With
[tex]\bar X=\displaystyle\sum_{i=1}^n\frac{X_i}n[/tex]
we find the mean is
[tex]\mathrm E[\bar X]=\displaystyle\frac1n\sum_{i=1}^n\mathrm E[X_i]=\frac{n\mu}n=\mu[/tex]
and the variance is
[tex]\mathrm V[\bar X]=\displaystyle\frac1{n^2}\mathrm V\left[\sum_{i=1}^nX_i\right][/tex]

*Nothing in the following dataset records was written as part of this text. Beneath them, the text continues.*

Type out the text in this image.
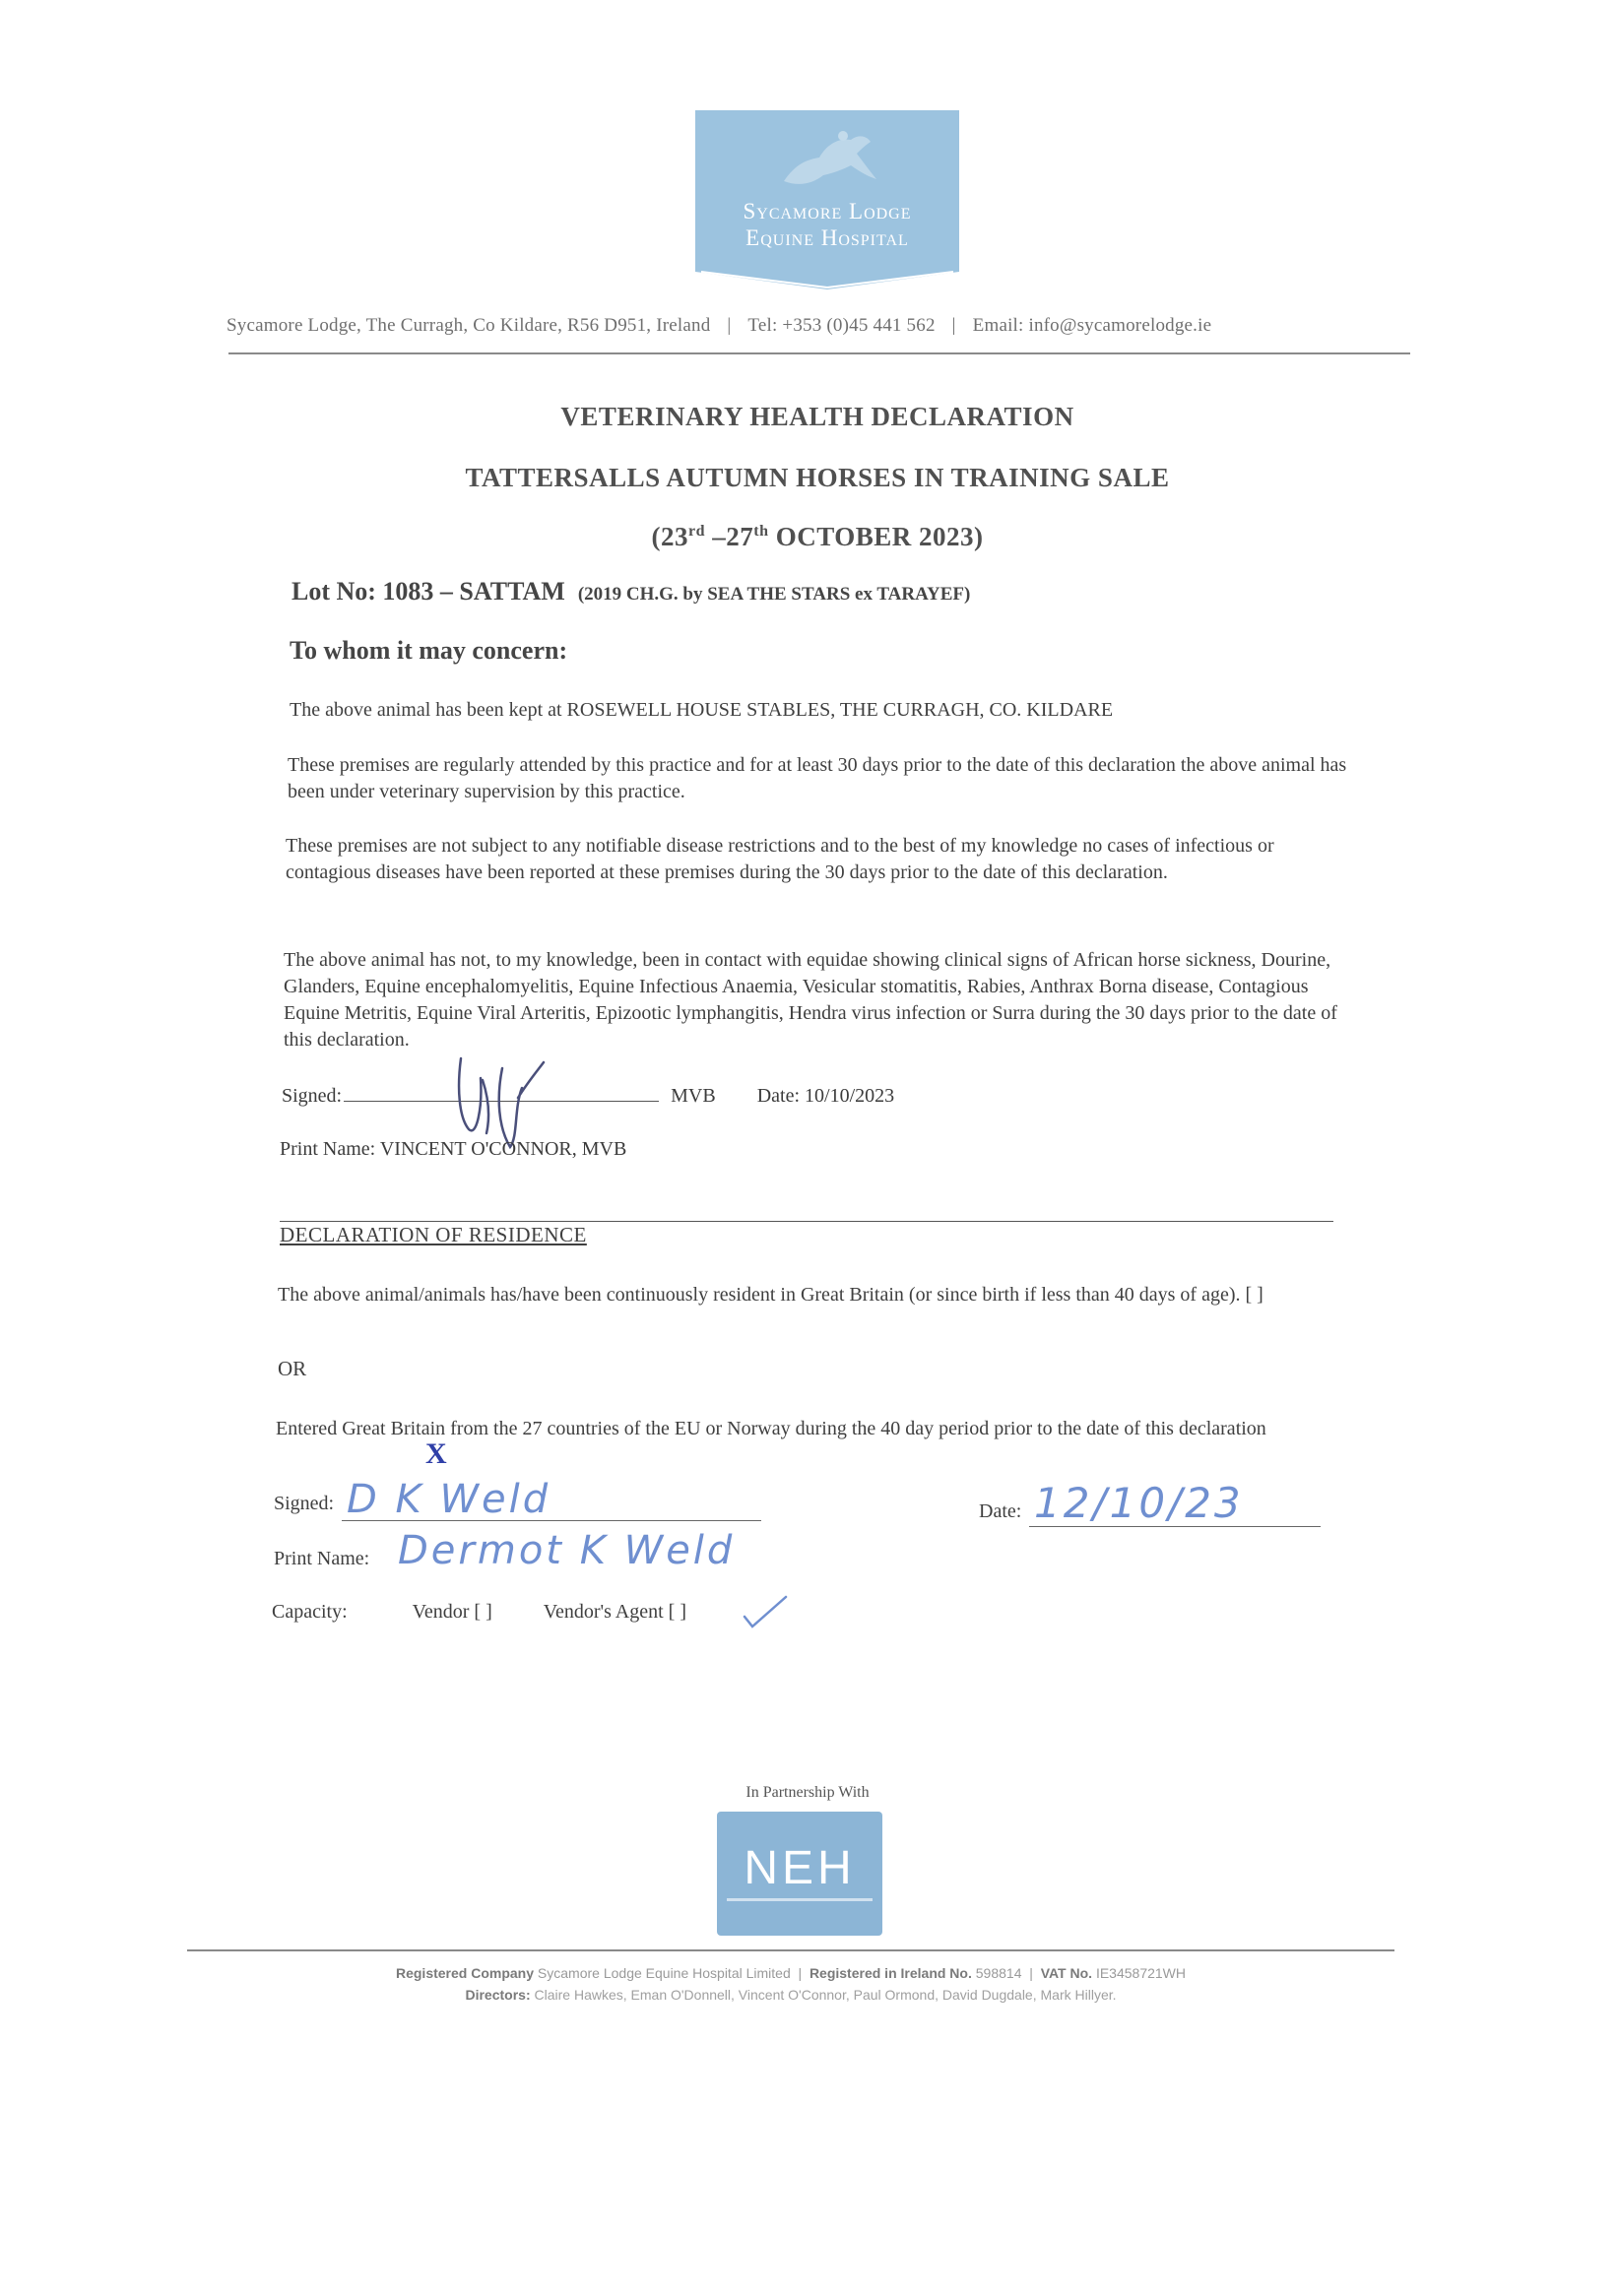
Sycamore Lodge
Equine Hospital
Sycamore Lodge, The Curragh, Co Kildare, R56 D951, Ireland | Tel: +353 (0)45 441 562 | Email: info@sycamorelodge.ie
VETERINARY HEALTH DECLARATION
TATTERSALLS AUTUMN HORSES IN TRAINING SALE
(23rd –27th OCTOBER 2023)
Lot No: 1083 – SATTAM (2019 CH.G. by SEA THE STARS ex TARAYEF)
To whom it may concern:
The above animal has been kept at ROSEWELL HOUSE STABLES, THE CURRAGH, CO. KILDARE
These premises are regularly attended by this practice and for at least 30 days prior to the date of this declaration the above animal has been under veterinary supervision by this practice.
These premises are not subject to any notifiable disease restrictions and to the best of my knowledge no cases of infectious or contagious diseases have been reported at these premises during the 30 days prior to the date of this declaration.
The above animal has not, to my knowledge, been in contact with equidae showing clinical signs of African horse sickness, Dourine, Glanders, Equine encephalomyelitis, Equine Infectious Anaemia, Vesicular stomatitis, Rabies, Anthrax Borna disease, Contagious Equine Metritis, Equine Viral Arteritis, Epizootic lymphangitis, Hendra virus infection or Surra during the 30 days prior to the date of this declaration.
Signed:	MVB Date: 10/10/2023
Print Name: VINCENT O'CONNOR, MVB
DECLARATION OF RESIDENCE
The above animal/animals has/have been continuously resident in Great Britain (or since birth if less than 40 days of age). [ ]
OR
Entered Great Britain from the 27 countries of the EU or Norway during the 40 day period prior to the date of this declaration
X
Signed: D K Weld	Date: 12/10/23
Print Name: Dermot K Weld
Capacity:	Vendor [ ]	Vendor's Agent [ ]
In Partnership With
NEH
Registered Company Sycamore Lodge Equine Hospital Limited  |  Registered in Ireland No. 598814  |  VAT No. IE3458721WH
Directors: Claire Hawkes, Eman O'Donnell, Vincent O'Connor, Paul Ormond, David Dugdale, Mark Hillyer.
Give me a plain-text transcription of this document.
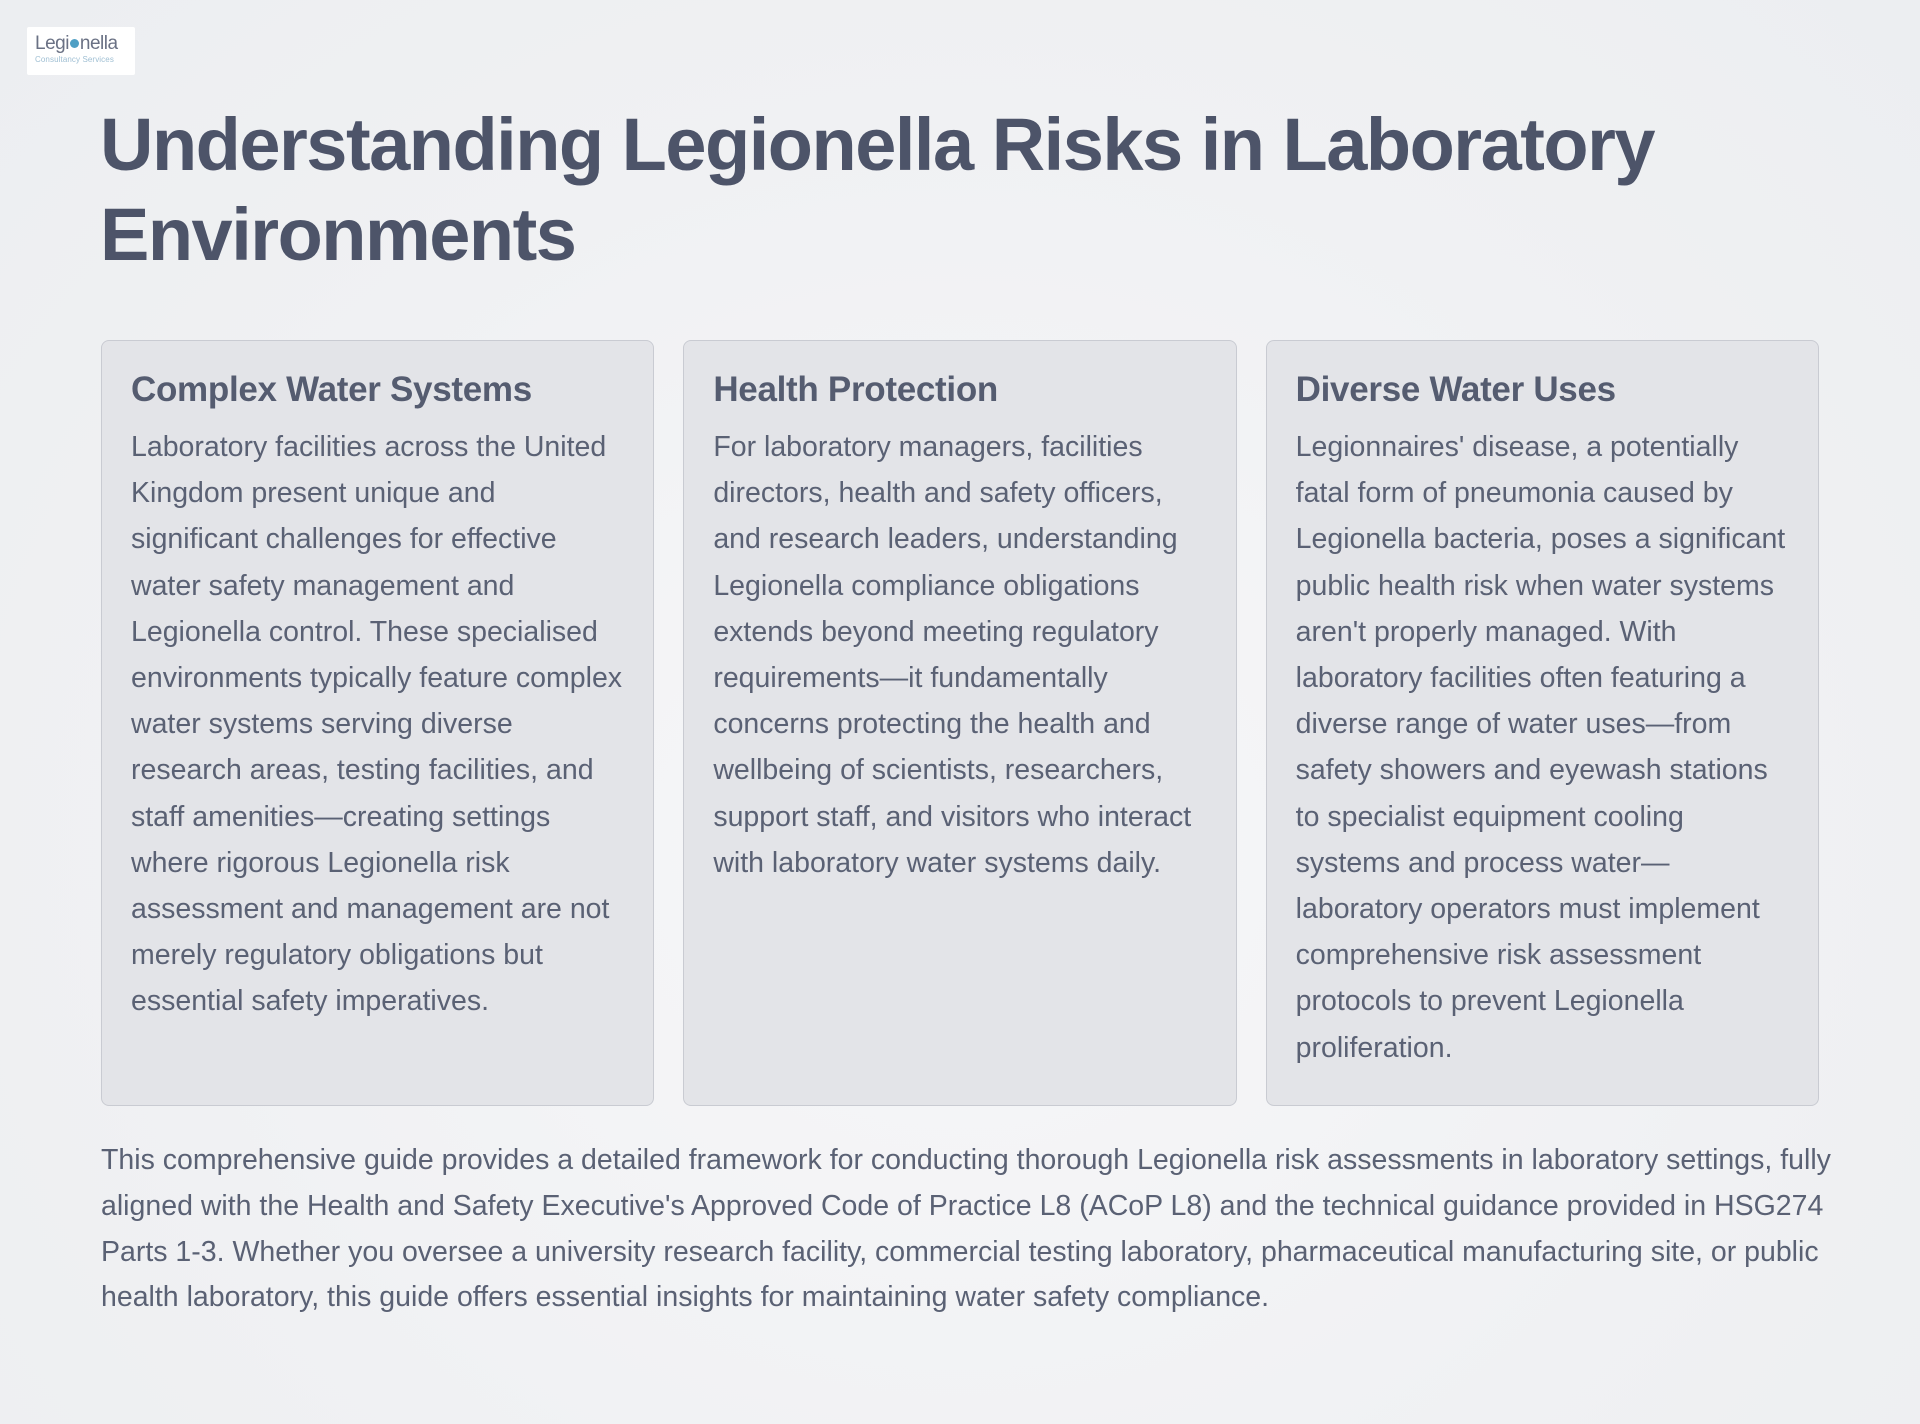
Legi nella
Consultancy Services
Understanding Legionella Risks in Laboratory Environments
Complex Water Systems

Laboratory facilities across the United Kingdom present unique and significant challenges for effective water safety management and Legionella control. These specialised environments typically feature complex water systems serving diverse research areas, testing facilities, and staff amenities—creating settings where rigorous Legionella risk assessment and management are not merely regulatory obligations but essential safety imperatives.

Health Protection

For laboratory managers, facilities directors, health and safety officers, and research leaders, understanding Legionella compliance obligations extends beyond meeting regulatory requirements—it fundamentally concerns protecting the health and wellbeing of scientists, researchers, support staff, and visitors who interact with laboratory water systems daily.

Diverse Water Uses

Legionnaires' disease, a potentially fatal form of pneumonia caused by Legionella bacteria, poses a significant public health risk when water systems aren't properly managed. With laboratory facilities often featuring a diverse range of water uses—from safety showers and eyewash stations to specialist equipment cooling systems and process water—laboratory operators must implement comprehensive risk assessment protocols to prevent Legionella proliferation.

This comprehensive guide provides a detailed framework for conducting thorough Legionella risk assessments in laboratory settings, fully aligned with the Health and Safety Executive's Approved Code of Practice L8 (ACoP L8) and the technical guidance provided in HSG274 Parts 1-3. Whether you oversee a university research facility, commercial testing laboratory, pharmaceutical manufacturing site, or public health laboratory, this guide offers essential insights for maintaining water safety compliance.
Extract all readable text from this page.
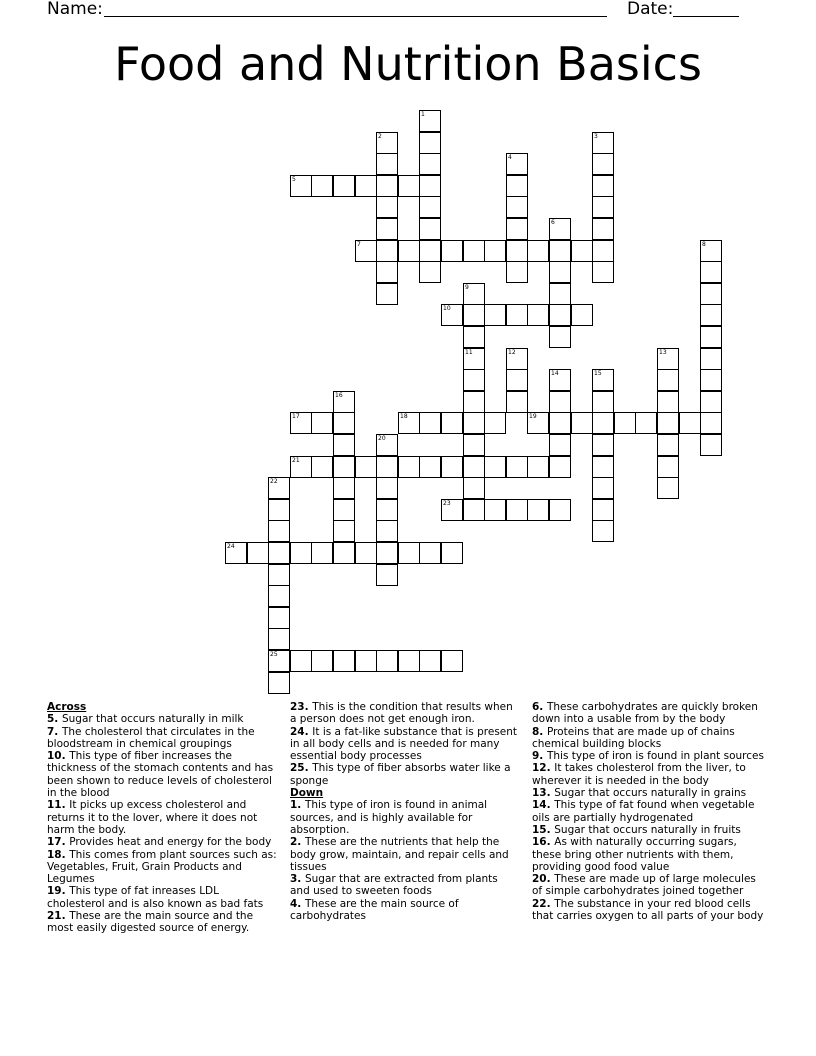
Name:	Date:
Food and Nutrition Basics
1
2	3
4
5
6
7	8
9
11
10
12	13
14	15
16
17	18	19
20
21
22
25
23
24
Across
5. Sugar that occurs naturally in milk
7. The cholesterol that circulates in the bloodstream in chemical groupings
10. This type of fiber increases the thickness of the stomach contents and has been shown to reduce levels of cholesterol in the blood
11. It picks up excess cholesterol and returns it to the lover, where it does not harm the body.
17. Provides heat and energy for the body
18. This comes from plant sources such as: Vegetables, Fruit, Grain Products and Legumes
19. This type of fat inreases LDL cholesterol and is also known as bad fats
21. These are the main source and the most easily digested source of energy.
23. This is the condition that results when a person does not get enough iron.
24. It is a fat-like substance that is present in all body cells and is needed for many essential body processes
25. This type of fiber absorbs water like a sponge
Down
1. This type of iron is found in animal sources, and is highly available for absorption.
2. These are the nutrients that help the body grow, maintain, and repair cells and tissues
3. Sugar that are extracted from plants and used to sweeten foods
4. These are the main source of carbohydrates
6. These carbohydrates are quickly broken down into a usable from by the body
8. Proteins that are made up of chains chemical building blocks
9. This type of iron is found in plant sources
12. It takes cholesterol from the liver, to wherever it is needed in the body
13. Sugar that occurs naturally in grains
14. This type of fat found when vegetable oils are partially hydrogenated
15. Sugar that occurs naturally in fruits
16. As with naturally occurring sugars, these bring other nutrients with them, providing good food value
20. These are made up of large molecules of simple carbohydrates joined together
22. The substance in your red blood cells that carries oxygen to all parts of your body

[tex]\mathrm V[\bar X]=\displaystyle\frac1{n^2}\left(\sum_{i=1}^n\mathrm V[X_i]+2\sum_{1\le i<j\le n}\mathrm{Cov}[X_i,X_j]\right)[/tex]
[tex]\mathrm V[\bar X]=\displaystyle\frac1{n^2}\left(n\sigma^2+2\frac{n(n-1)}2\rho\sigma\right)[/tex]
[tex]\mathrm V[\bar X]=\dfrac{\sigma^2}n+\dfrac{n-1}n\rho\sigma[/tex]
Then as [tex]n\to\infty[/tex], we find that [tex]\mathrm V[\bar X]\to\rho\sigma[/tex]. Simply put, the failure of the CLT/LLN has to do with the fact that the [tex]X_i[/tex] are not independent.